Nehmen Sie sich schließlich noch ausreichend Zeit für das Verpacken. Nutzen Sie nicht den nächstbesten Karton oder nur altes Material für das Ausstopfen. Ihre so liebevoll eingepackten Geschenke werden dann eventuell zerstört oder gar nicht ankommen.

Der Grund: Pakete durchlaufen gerade in internationalen Versand viele Stationen. Sie werden übereinander gelagert (und müssen daher sehr stabil sein, um nicht zerdrückt zu werden), sie rasen über schnelle Laufbänder und Rutschen der Verteileranlagen (und werden daher gerüttelt und gestoßen) und sie werden im Flugzeug in hoher Höhe oder in Containern auf Schiffen transportiert.

Für eine unverminderte Weihnachtsfreude sollten Sie daher nicht an der falschen Stelle sparen und immer neue, stabile Versandkartons kaufen. Stellen Sie sicher, dass keines der Geschenke in Paekt direkt mit dem Außenkarton in Berührung kommt, sondern stellen Sie eine Rundum-Polsterung sicher. Die Paketinhalte sollten außerdem nicht verrutschen können – auch nicht, nachdem das Füllmaterial nach längerem Transport eventuell etwas zusammengedrückt worden ist.
Legen Sie auch niemals schwere Gegenstände neben empfindliche Inhalte. Letztere kommen am besten nochmals ein einen eigenen kleinen Innenkarton, der vor Beschädigung durch andere Paketinhalte schützt. So vermeiden Sie, dass der Empfänger zerdrückte Schokolade statt Schoko-Nikoläuse oder schönes von Ihnen Gebasteltes statt geknickte und plattgedrückte Materialien erhält.
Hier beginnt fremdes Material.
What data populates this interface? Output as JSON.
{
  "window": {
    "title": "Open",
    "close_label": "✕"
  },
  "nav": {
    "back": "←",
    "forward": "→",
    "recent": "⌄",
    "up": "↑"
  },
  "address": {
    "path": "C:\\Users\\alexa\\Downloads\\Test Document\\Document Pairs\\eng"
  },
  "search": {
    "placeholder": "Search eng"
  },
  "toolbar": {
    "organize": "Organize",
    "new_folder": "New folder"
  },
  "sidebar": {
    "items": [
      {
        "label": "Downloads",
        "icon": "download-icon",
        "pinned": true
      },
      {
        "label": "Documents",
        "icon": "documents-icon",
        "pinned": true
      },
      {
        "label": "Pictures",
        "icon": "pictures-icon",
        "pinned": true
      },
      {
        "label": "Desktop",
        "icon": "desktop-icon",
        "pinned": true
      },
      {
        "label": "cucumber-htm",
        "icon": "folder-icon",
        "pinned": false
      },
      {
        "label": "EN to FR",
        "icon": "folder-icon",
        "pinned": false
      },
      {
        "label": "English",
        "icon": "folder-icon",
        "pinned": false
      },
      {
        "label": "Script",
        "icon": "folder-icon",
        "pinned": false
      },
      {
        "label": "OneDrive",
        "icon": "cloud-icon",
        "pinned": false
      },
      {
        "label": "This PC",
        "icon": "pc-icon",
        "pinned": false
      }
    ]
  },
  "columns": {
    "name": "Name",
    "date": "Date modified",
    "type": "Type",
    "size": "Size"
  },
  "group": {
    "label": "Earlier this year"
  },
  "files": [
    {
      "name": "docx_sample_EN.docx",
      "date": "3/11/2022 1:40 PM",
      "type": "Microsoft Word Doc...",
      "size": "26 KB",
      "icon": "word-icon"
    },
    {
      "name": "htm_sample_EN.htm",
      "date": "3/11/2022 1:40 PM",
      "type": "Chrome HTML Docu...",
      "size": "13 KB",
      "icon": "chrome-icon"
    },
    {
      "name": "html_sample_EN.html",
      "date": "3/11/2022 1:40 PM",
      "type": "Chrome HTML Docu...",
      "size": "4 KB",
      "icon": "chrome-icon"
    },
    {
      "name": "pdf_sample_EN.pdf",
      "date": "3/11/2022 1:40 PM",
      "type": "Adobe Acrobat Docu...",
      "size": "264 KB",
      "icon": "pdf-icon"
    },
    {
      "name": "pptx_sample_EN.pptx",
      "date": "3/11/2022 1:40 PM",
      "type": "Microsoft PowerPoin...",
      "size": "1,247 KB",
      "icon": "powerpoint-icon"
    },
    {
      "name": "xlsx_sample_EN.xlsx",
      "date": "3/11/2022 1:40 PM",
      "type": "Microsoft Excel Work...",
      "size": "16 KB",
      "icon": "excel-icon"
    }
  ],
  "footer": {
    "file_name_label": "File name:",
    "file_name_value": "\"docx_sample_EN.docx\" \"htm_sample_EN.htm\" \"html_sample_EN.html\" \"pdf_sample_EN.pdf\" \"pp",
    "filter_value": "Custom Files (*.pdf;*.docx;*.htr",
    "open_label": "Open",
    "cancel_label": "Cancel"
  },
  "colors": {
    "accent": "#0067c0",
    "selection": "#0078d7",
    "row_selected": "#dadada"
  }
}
Solche Verpackungsoptimierung sind übrigens auch Teil des Premiumservices von TOMBA express – für Ihren sicheren Paketversand.

Ihr Weihnachtspaket pünktlich und sicher

Liest man die Einschränkungen und Gefahren in diesem Artikel könnte man glauben, Weihnachtsgeschenke international im Paket zu verschicken macht nur Probleme. So ist es aber gar nicht: im Normalfall funktioniert das Weihnachtsversand ohne große Problem – vorausgesetzt, Sie beachten die oben aufgeführten Rahmenbedingungen.

In diesem Sinne wünschen wir Ihnen und den Empfängern Ihrer internationalen Pakete zu Weihnachten viele Freude.